Our goal by using 2 registers to hold the top 2 items on the stack is to cut down on the number of memory cycles when there is a sequence of operations that alternate push and pop. For example, to evaluate A + B + C, we'd do something like PUSHA, LOAD, PUSHB, LOAD, ADD, PUSHC, LOAD, ADD, and in theory, given the registers TOPA and TOPB, this can be done with no memory references other than those used to actually fetch the operands from the variables A, B and C.
If we naively translate push(X) operation into "M[SP++]=TOPB; TOPB=TOPA; TOPA=X", and we translate pop() into "return(TOPA); TOPA=TOPB; TOPB=M[--SP]", we gain nothing! To make this scheme lead to an improvement, we need to keep a record of the state of TOPA and TOPB, and allow a pop to leave TOPA or both TOPA and TOPB vacant so that a push can be done without taking any memory cycles.
As an aside, the Rockwell AAMP-2 had 4 registers in the CPU to hold the top items on the stack; thus giving the AAMP-2 even greater performance.
Part A: One way to do this is to add a special 2-bit register to the CPU called TOPSTATE. If TOPSTATE is zero, TOPA and TOPB are both vacant. If TOPSTATE is one, TOPA is vacant and the top of stack is in TOPB. If TOPSTATE is two, TOPA is the top of stack, and TOPB holds the word below it.
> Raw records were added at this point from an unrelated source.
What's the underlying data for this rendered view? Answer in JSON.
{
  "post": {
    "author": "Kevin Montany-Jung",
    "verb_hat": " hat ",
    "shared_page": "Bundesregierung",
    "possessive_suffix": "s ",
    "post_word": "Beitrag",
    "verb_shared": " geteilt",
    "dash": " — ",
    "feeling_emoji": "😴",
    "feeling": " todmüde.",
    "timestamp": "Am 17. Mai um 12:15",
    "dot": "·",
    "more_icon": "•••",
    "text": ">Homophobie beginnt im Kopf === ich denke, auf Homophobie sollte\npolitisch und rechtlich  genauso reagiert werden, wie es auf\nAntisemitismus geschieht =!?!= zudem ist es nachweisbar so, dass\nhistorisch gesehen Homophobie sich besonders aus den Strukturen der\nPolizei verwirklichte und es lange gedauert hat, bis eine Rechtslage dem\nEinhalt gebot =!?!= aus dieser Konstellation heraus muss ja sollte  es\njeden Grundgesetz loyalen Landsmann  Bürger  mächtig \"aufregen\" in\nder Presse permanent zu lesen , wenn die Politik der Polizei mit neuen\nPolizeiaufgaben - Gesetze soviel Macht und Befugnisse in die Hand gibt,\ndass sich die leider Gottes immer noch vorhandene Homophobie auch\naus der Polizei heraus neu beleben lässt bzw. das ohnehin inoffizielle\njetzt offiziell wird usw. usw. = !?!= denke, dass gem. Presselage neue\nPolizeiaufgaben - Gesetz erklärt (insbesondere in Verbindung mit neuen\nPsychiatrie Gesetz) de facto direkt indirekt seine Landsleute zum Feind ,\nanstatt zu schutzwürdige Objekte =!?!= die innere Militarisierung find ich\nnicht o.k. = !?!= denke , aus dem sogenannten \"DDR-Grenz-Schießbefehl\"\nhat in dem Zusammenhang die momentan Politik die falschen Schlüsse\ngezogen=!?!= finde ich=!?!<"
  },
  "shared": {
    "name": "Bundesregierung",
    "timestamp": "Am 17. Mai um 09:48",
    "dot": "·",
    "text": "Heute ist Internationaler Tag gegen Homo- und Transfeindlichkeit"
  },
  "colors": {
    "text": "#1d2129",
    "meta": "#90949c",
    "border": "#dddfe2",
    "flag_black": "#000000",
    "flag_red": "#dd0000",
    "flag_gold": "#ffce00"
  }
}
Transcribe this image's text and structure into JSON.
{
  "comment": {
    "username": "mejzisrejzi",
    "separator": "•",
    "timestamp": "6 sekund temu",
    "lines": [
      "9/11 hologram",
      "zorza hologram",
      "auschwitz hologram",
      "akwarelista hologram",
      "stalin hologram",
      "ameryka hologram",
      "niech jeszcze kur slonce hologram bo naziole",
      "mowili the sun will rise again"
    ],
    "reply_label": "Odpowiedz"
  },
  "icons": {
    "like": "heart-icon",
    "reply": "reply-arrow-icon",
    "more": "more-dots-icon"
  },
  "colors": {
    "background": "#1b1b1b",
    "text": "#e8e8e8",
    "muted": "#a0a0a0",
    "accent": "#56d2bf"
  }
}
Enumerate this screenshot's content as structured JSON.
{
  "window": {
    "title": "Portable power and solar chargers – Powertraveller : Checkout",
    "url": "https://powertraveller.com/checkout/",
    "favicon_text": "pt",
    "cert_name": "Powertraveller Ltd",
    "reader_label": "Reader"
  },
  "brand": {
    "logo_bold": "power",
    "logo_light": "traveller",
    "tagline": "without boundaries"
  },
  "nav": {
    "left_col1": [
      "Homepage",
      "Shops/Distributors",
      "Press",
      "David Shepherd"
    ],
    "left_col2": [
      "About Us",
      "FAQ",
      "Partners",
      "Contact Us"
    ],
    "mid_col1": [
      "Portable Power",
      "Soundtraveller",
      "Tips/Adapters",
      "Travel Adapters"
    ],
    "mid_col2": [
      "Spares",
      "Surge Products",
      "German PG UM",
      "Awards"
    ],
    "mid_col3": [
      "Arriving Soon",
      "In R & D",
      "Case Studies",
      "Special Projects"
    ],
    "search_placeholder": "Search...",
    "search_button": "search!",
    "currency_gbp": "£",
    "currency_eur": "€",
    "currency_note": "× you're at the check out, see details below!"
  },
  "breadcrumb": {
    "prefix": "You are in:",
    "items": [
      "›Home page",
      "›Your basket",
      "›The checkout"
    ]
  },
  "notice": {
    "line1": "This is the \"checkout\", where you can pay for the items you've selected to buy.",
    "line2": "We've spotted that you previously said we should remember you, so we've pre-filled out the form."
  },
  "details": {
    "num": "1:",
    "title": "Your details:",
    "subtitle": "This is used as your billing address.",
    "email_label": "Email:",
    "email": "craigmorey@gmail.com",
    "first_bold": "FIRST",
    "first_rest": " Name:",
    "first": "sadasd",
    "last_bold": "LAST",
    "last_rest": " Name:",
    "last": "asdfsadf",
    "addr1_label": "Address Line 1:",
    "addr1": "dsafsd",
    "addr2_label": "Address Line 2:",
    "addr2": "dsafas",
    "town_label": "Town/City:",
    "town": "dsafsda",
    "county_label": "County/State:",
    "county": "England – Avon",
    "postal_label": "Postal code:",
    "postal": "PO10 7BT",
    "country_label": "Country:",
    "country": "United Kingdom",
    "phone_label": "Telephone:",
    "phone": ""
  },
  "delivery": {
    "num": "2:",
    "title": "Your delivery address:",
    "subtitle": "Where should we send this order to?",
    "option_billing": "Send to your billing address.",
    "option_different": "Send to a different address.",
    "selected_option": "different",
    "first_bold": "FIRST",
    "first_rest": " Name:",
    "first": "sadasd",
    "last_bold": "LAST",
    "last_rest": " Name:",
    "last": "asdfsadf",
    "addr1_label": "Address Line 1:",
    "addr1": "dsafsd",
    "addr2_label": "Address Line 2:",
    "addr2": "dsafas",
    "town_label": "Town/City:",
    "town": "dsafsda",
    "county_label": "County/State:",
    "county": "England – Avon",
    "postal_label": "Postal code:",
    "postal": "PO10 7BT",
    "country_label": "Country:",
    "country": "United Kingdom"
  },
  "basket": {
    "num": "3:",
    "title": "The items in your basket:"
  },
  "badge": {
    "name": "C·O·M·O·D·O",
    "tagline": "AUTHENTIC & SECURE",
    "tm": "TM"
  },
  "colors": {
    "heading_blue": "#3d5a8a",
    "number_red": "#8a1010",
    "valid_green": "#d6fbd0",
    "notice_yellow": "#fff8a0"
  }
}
Rewrite the code describing the Minimal CISC CPU given about 1/3 of the way into the Minimal CISC notes so it uses this idea.
Part B: Evaluate the impact of this improvement on the execution of the benchmark code shown about 3/5 of the way into the paper by counting instruction cycles required to execute one pass through the loop body with and without this improvement.
A Problem: Given what you know about efficient instruction encoding, propose how you would use the 4-bit instruction syllables of our modified machine. Note that for operations with a likelyhood of less than 1/16, you should use multiple syllables to encode the operation, and you may use fractions of syllables as well as entire following syllables for operand fields.